1) No. Pressure is not being regulated. You are reducing flow. You should use 40PSI from the table and use the 40PSI regulated bodies OR use 30PSI and the 30PSI regulated bodies.

2) I would use the flow that matches the pressure. If you are using the MP3000 at 40PSI, then use 0.86gpm in your calculations. If you are using 30PSI, then use 0.76.

Yes, adjusting the radius via the top screw will reduce the GPM by a little bit, but for your calculations, error on the side that your zone GPM does not exceed your system design GPM.

if you have 18GPM, then you can design to 18GPM or less. A 18GPM zone/pipe does force you into larger pipe size to avoid the other part of the problem, pressure losses. The higher the flow, the higher the pressure loss times the length of pipe.


----------



## Hoosier (Jun 12, 2018)

Thanks @g-man

This is what confused me from the tutorial (https://www.irrigationtutorials.com/sprinkler-coverage-nozzle-selection-sprinkler-spacings/):

"For spray heads you just use the manufacturer's chart. When you use the radius adjustment on a spray you are simply reducing the water pressure by closing a small valve in the nozzle. As the pressure drops, so does the radius. Just look at the manufacturer's chart for the radius you plan to reduce the sprinkler down to. Then read the GPM for that radius! For example, you're designing for 30 PSI. The radius at 30 PSI of the sprinkler you selected is 15 feet with 1.85 GPM according to the manufacturer's chart. But you want the radius to be 14 feet. Looking at the manufacturer's chart you see that the radius of the same sprinkler is 14′ at 25 PSI with 1.65 GPM. So the GPM of that sprinkler if you reduce the radius to 14′ will be 1.65 GPM. That's because when turn the radius adjustment screw to reduce the radius to 14′ what you REALLY did was reduce the pressure to 25 PSI!"

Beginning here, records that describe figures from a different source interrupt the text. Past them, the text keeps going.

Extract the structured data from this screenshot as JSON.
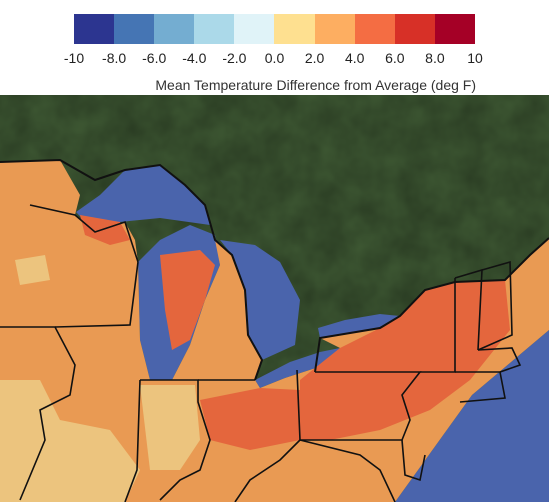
{
  "legend": {
    "title": "Mean Temperature Difference from Average (deg F)",
    "colors": [
      "#2c3590",
      "#4575b4",
      "#74add1",
      "#abd9e9",
      "#e0f3f8",
      "#fee090",
      "#fdae61",
      "#f46d43",
      "#d73027",
      "#a50026"
    ],
    "ticks": [
      "-10",
      "-8.0",
      "-6.0",
      "-4.0",
      "-2.0",
      "0.0",
      "2.0",
      "4.0",
      "6.0",
      "8.0",
      "10"
    ]
  },
  "map": {
    "land_color": "#3f5a34",
    "water_color": "#4a64ac",
    "warm_color": "#e99a53",
    "mild_color": "#ecc47e",
    "hot_color": "#e4663d",
    "border_color": "#111111"
  }
}
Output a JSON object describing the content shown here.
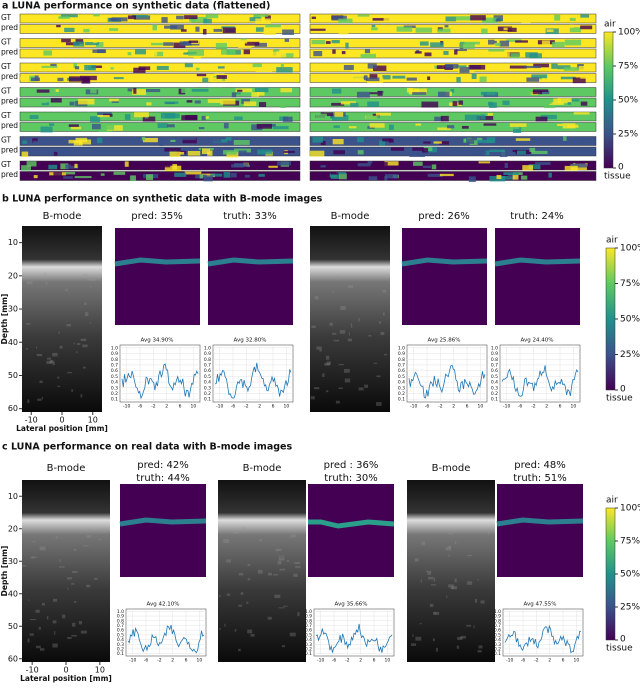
{
  "colorbar": {
    "top_label": "air",
    "bottom_label": "tissue",
    "ticks": [
      {
        "value": 100,
        "label": "100%"
      },
      {
        "value": 75,
        "label": "75%"
      },
      {
        "value": 50,
        "label": "50%"
      },
      {
        "value": 25,
        "label": "25%"
      },
      0
    ],
    "lim": [
      0,
      100
    ]
  },
  "panel_a": {
    "title": "a LUNA performance on synthetic data (flattened)",
    "row_labels": [
      "GT",
      "pred"
    ]
  },
  "bmode_axes": {
    "title": "B-mode",
    "ylabel": "Depth [mm]",
    "xlabel": "Lateral position [mm]",
    "yticks": [
      10,
      20,
      30,
      40,
      50,
      60
    ],
    "ylim": [
      5,
      61
    ],
    "xticks": [
      -10,
      0,
      10
    ],
    "xlim": [
      -13,
      13
    ]
  },
  "profile_axes": {
    "yticks": [
      0.1,
      0.2,
      0.3,
      0.4,
      0.5,
      0.6,
      0.7,
      0.8,
      0.9,
      {
        "value": 1,
        "label": "1.0"
      }
    ],
    "ylim": [
      0.05,
      1.05
    ],
    "xticks": [
      -10,
      -6,
      -2,
      2,
      6,
      10
    ],
    "xlim": [
      -12,
      12
    ]
  },
  "panel_b": {
    "title": "b LUNA performance on synthetic data with B-mode images",
    "examples": [
      {
        "pred": "pred: 35%",
        "truth": "truth: 33%",
        "avg_pred": "Avg 34.90%",
        "avg_truth": "Avg 32.80%"
      },
      {
        "pred": "pred: 26%",
        "truth": "truth: 24%",
        "avg_pred": "Avg 25.86%",
        "avg_truth": "Avg 24.40%"
      }
    ]
  },
  "panel_c": {
    "title": "c LUNA performance on real data with B-mode images",
    "examples": [
      {
        "pred": "pred: 42%",
        "truth": "truth: 44%",
        "avg": "Avg 42.10%"
      },
      {
        "pred": "pred : 36%",
        "truth": "truth: 30%",
        "avg": "Avg 35.66%"
      },
      {
        "pred": "pred: 48%",
        "truth": "truth: 51%",
        "avg": "Avg 47.55%"
      }
    ]
  }
}
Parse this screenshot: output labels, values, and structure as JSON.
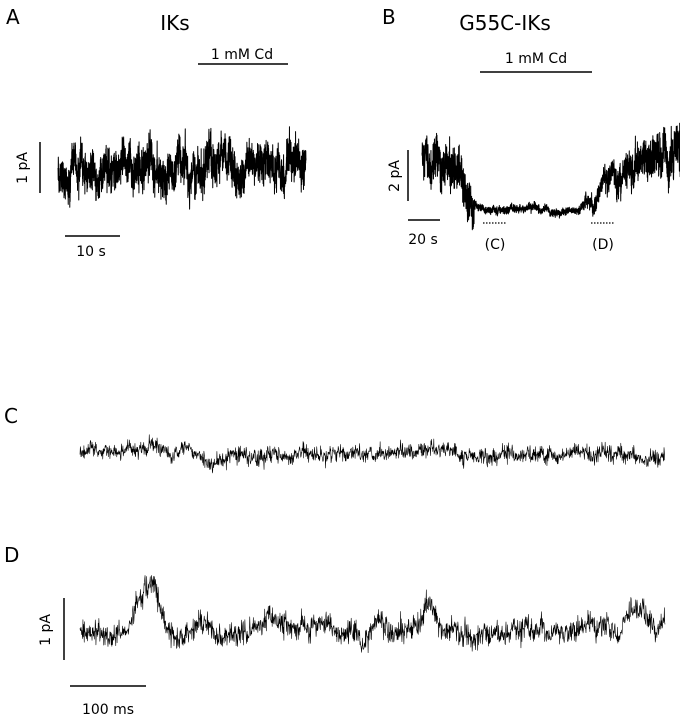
{
  "chart_data": [
    {
      "type": "line",
      "panel_label": "A",
      "title": "IKs",
      "annotation": "1 mM Cd",
      "scale_bars": {
        "vertical": "1 pA",
        "horizontal": "10 s"
      },
      "description_of_series": "single-channel current noise, unchanged by Cd"
    },
    {
      "type": "line",
      "panel_label": "B",
      "title": "G55C-IKs",
      "annotation": "1 mM Cd",
      "scale_bars": {
        "vertical": "2 pA",
        "horizontal": "20 s"
      },
      "segment_markers": [
        "(C)",
        "(D)"
      ]
    },
    {
      "type": "line",
      "panel_label": "C"
    },
    {
      "type": "line",
      "panel_label": "D",
      "scale_bars": {
        "vertical": "1 pA",
        "horizontal": "100 ms"
      }
    }
  ]
}
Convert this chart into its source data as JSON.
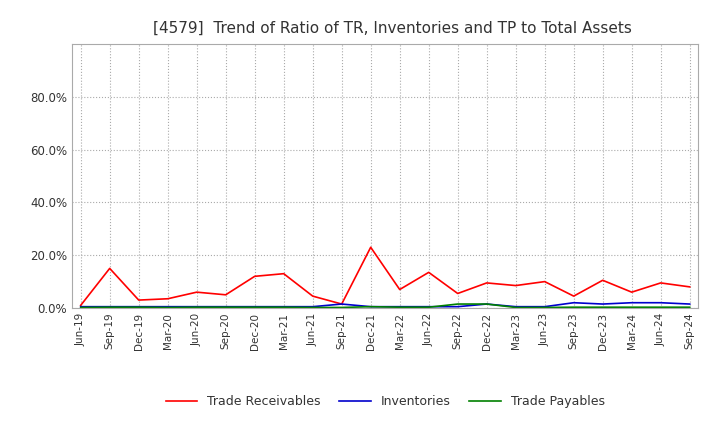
{
  "title": "[4579]  Trend of Ratio of TR, Inventories and TP to Total Assets",
  "x_labels": [
    "Jun-19",
    "Sep-19",
    "Dec-19",
    "Mar-20",
    "Jun-20",
    "Sep-20",
    "Dec-20",
    "Mar-21",
    "Jun-21",
    "Sep-21",
    "Dec-21",
    "Mar-22",
    "Jun-22",
    "Sep-22",
    "Dec-22",
    "Mar-23",
    "Jun-23",
    "Sep-23",
    "Dec-23",
    "Mar-24",
    "Jun-24",
    "Sep-24"
  ],
  "trade_receivables": [
    1.0,
    15.0,
    3.0,
    3.5,
    6.0,
    5.0,
    12.0,
    13.0,
    4.5,
    1.5,
    23.0,
    7.0,
    13.5,
    5.5,
    9.5,
    8.5,
    10.0,
    4.5,
    10.5,
    6.0,
    9.5,
    8.0
  ],
  "inventories": [
    0.5,
    0.5,
    0.5,
    0.5,
    0.5,
    0.5,
    0.5,
    0.5,
    0.5,
    1.5,
    0.5,
    0.5,
    0.5,
    0.5,
    1.5,
    0.5,
    0.5,
    2.0,
    1.5,
    2.0,
    2.0,
    1.5
  ],
  "trade_payables": [
    0.2,
    0.3,
    0.3,
    0.2,
    0.3,
    0.3,
    0.3,
    0.3,
    0.2,
    0.2,
    0.5,
    0.3,
    0.3,
    1.5,
    1.5,
    0.2,
    0.2,
    0.3,
    0.3,
    0.3,
    0.3,
    0.3
  ],
  "tr_color": "#ff0000",
  "inv_color": "#0000cc",
  "tp_color": "#008000",
  "ylim": [
    0,
    100
  ],
  "yticks": [
    0,
    20,
    40,
    60,
    80
  ],
  "background_color": "#ffffff",
  "grid_color": "#aaaaaa"
}
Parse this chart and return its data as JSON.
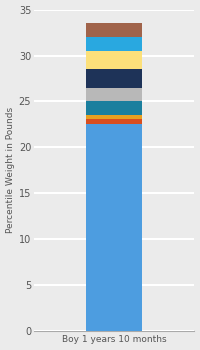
{
  "category": "Boy 1 years 10 months",
  "segments": [
    {
      "label": "base_blue",
      "value": 22.5,
      "color": "#4d9de0"
    },
    {
      "label": "orange",
      "value": 0.6,
      "color": "#d94e1f"
    },
    {
      "label": "gold",
      "value": 0.4,
      "color": "#e8a020"
    },
    {
      "label": "teal",
      "value": 1.5,
      "color": "#1b7f9e"
    },
    {
      "label": "silver",
      "value": 1.5,
      "color": "#b8b8b8"
    },
    {
      "label": "navy",
      "value": 2.0,
      "color": "#1e3358"
    },
    {
      "label": "yellow",
      "value": 2.0,
      "color": "#fce07a"
    },
    {
      "label": "sky_blue",
      "value": 1.5,
      "color": "#29a8e0"
    },
    {
      "label": "brown",
      "value": 1.5,
      "color": "#a0634a"
    }
  ],
  "ylabel": "Percentile Weight in Pounds",
  "xlabel": "Boy 1 years 10 months",
  "ylim": [
    0,
    35
  ],
  "yticks": [
    0,
    5,
    10,
    15,
    20,
    25,
    30,
    35
  ],
  "background_color": "#ebebeb",
  "grid_color": "#ffffff",
  "bar_width": 0.35,
  "figsize": [
    2.0,
    3.5
  ],
  "dpi": 100
}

But I think you're suggesting to use the flow of the PSI that I will regulate to, not the distance... When shortening the radius, there will be less flow, but better to design using the flow for the starting pressure to prevent designing in too much flow for that zone, since you can always reduce the flow, but you can't add more, without a lot of re-work in the future. Let me know if I didn't understand your suggestion, otherwise I think I'm all set! Thanks again, you've been very helpful with these questions...


----------



## g-man (Jun 15, 2017)

:thumbup: that's i would do.

It is better to have margin between zone and design GPM. Sometimes in the peak of summer at 6am, water pressure from the city drops a bit with everyone trying to water their lawns. You still want a working system.

My system design GPM is 7 (3/4 PEX). I only have 1 zone at 5.7 and all the others at 5 or less.


----------